Koforidua, June 22, GNA - The Trades Union Congress (TUC) has proposed the establishment of a long-term savings scheme to supplement workers' Social Security and National Insurance Trust (SSNIT) pensions and to meet emergencies.
It is the view of the Congress that, if the proposal were accepted, it would go a long way to enhance workers' living conditions during retirement "since even our full current pay is not able to meet most of our basic needs."
The Secretary General of the TUC, Mr Kwasi Adu Amankwa, who announced this when he addressed a two-day meeting of the Eastern Regional Council of Labour at Koforidua on Monday, said the time had come for workers to develop the "passion for individual and collective efforts to generate additional incomes to support our living conditions instead of looking up to only the SSNIT pension or the government." Commenting on the current agitation by teachers and civil servants for the extension of the "CAP 30" to cover them, he said what the TUC was seeking was the enhancement of salaries and wages to boost the lump sum and pensions paid to retired contributors by the SSNIT.
On the TUC's position on the National Health Insurance Scheme (NHIS), the Secretary General who commended the policy, however, said the TUC was holding discussions with the Ghana Employers Association to design a Private Mutual Health Scheme for its membership based on the existing medical provisions in their conditions of service. On the forthcoming elections, Mr Adu Amankwa urged workers to take advantage of the period to demand from politicians what they could to improve their living conditions instead of accepting cash offers from them to influence their choice in voting.

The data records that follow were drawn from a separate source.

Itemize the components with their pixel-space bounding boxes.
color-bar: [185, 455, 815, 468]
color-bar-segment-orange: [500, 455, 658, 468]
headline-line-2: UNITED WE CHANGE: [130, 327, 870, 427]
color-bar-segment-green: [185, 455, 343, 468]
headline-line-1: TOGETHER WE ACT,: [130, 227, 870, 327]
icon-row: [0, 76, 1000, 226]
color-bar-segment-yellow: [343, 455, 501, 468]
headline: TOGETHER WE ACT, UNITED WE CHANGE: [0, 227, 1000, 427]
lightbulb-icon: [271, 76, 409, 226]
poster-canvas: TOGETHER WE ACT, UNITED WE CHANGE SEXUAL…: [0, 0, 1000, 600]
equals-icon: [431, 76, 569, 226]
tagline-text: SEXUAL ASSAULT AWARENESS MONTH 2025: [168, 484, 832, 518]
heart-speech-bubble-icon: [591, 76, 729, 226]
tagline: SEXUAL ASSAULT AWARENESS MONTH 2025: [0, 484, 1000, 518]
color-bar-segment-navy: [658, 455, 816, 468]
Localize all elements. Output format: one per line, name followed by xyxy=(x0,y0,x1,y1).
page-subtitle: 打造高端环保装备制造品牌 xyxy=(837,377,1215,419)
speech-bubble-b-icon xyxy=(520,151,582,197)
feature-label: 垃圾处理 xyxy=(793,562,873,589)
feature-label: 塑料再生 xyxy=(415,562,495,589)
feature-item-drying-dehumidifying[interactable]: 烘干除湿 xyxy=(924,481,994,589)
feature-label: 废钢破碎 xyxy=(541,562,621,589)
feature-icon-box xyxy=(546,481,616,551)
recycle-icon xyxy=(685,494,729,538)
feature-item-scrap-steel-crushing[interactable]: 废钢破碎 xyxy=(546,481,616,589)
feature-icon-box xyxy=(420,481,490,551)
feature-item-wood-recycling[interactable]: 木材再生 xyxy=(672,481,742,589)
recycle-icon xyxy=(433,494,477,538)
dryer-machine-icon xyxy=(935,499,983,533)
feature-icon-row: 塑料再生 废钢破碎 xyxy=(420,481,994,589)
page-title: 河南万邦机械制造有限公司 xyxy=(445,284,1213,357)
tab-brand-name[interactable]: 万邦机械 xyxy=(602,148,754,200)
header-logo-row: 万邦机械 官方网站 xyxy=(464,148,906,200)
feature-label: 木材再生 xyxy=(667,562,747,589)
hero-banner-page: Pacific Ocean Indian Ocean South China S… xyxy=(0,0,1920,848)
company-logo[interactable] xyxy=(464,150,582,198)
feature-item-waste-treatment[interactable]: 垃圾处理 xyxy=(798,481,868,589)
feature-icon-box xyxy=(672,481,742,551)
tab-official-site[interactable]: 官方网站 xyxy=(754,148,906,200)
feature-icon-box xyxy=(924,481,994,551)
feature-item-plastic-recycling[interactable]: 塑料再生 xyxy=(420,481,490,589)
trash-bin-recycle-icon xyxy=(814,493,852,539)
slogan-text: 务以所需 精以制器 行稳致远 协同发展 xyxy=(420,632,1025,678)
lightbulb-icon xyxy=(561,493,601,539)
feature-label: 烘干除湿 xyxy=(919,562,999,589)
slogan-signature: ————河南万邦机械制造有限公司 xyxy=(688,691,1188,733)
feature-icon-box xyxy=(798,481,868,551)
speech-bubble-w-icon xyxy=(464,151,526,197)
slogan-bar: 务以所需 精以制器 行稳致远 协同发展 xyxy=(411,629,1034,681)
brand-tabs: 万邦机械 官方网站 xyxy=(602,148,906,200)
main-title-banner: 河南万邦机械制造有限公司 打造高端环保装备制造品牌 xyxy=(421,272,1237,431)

He reminded the Regional Councils of the up-coming TUC quadrennial congress in August, this year, and asked them to study the draft mid-term policies of the TUC to enable them to make inputs to enrich it before adoption at the congress.
The Eastern Regional Secretary of the TUC, Mrs Francisca Borkor Bortey, in her welcoming address, expressed concern about reports of the refusal of mine workers to join trade unions by their foreign employers in the region and warned that the TUC would not sit unconcerned but to see to it that the new labour laws on the rights of workers were scrupulously respected.
She called on the District Councils of Labour to get involved in the anti-HIV/AIDS and Roll Back Malaria campaigns to save their members from the effects of the diseases on their working life.